Although the Declaration is concerned with existing relationships with States that are quite different to those contemplated in this constitutional transformation process, it is nevertheless relevant because it is the sum of what literally thousands of Indigenous Peoples have regarded as a minimum international set of human rights.

Symbolically it is also important because the inclusion of the right to self determination was only achieved after years of struggle by Indigenous Peoples against governments (including the government of New Zealand) that sought to deny it.

The success of that struggle can give hope and reassure people that the difficulties involved in constitutional transformation can be overcome.

Next week we will begin considering indigenous constitutions in practice. 

Monday, September 19, 2016

UN DECLARATION - THE ARTICLES

[1] The United Nations Declaration on the Rights of Indigenous Peoples comprises 46 articles.  In the course of the hui held by Matike Mai o Aotearoa between 2010 to 2015 a number of those articles were referred to, including the Preambular Statement –

“Recognising the urgent need to respect and promote the … rights of Indigenous Peoples which derive from their political, economic and social structures and from their cultures spiritual traditions, histories and philosophies, especially their rights to their lands, territories and resources …”

The particular articles people felt were most relevant were

“Article 3 – Indigenous Peoples have the right to self-determination.  By virtue of that right they freely determine their political status and freely pursue their economic, social and cultural development.

Article 36 – Indigenous Peoples have the right to recognition, observance and enforcement of treaties, agreements and other constructive arrangements concluded with the States of their successors and to have States honour and respect such treaties, agreements or other constructive arrangements.”

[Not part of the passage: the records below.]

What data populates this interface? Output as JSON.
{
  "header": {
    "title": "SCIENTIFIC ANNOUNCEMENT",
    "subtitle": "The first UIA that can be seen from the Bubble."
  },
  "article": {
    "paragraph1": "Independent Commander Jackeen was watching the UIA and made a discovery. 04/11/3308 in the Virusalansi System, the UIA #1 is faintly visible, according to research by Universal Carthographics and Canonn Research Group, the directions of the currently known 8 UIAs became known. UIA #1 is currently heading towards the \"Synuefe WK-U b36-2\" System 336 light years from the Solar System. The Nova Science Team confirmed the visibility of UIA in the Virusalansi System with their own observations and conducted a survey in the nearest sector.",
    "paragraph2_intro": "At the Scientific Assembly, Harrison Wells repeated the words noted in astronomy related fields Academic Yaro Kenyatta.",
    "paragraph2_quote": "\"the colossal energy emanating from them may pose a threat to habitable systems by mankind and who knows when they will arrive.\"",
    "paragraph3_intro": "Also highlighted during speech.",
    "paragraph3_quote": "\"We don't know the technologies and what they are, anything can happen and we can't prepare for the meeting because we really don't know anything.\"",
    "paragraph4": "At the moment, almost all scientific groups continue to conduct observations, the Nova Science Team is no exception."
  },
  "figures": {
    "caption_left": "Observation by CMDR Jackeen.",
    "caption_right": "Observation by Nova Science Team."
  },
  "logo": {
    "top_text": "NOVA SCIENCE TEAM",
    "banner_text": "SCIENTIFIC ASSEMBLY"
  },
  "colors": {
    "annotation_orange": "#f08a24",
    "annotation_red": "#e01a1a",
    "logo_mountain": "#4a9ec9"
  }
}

For many participants the Article 3 definitions of self-determination were also apt descriptions of rangatiratanga.  In their view it therefore had real relevance in the development of a tikanga and treaty-based constitution –

“Really rangatiratanga is just us determining our own destiny which Article 3 talks about.  I’m not fussed whether there are all sorts of legal arguments about whether the Crown will let the Declaration be used … or even when self-determination really applies because I just see it as another statement about our rights, and in a way that’s what all the kōrero is about.”

“When our tūpuna went overseas in the early 19th century and came back with all sorts of new ideas about farming and roading and so on, they also came back with new political ideas about how Hapū might organise themselves to meet the new times they were in … we’ve never been afraid of claiming international precedents and that’s all the Declaration is – another way of helping see our rights and our tino rangatiratanga at an international level as well as here at home.”

“The Declaration probably isn’t perfect, but like Te Tiriti it’s there for us to use … and if we can use it like Te Tiriti by holding on to what it says about our rangatiratanga or self-determination and then trying to give voice to it, that will be of real value to this mahi.”

Article 36 was considered particularly important because of the Crown’s ongoing use of Te Tiriti as a treaty of cession

“That Article 36 is really interesting when it talks about enforcement, because the Crown thinks it’s enforcing Te Tiriti, but it only does that because it says we let them take our mana.  That’s not enforcing Te Tiriti, it’s enforcing what the Crown wanted it to be.”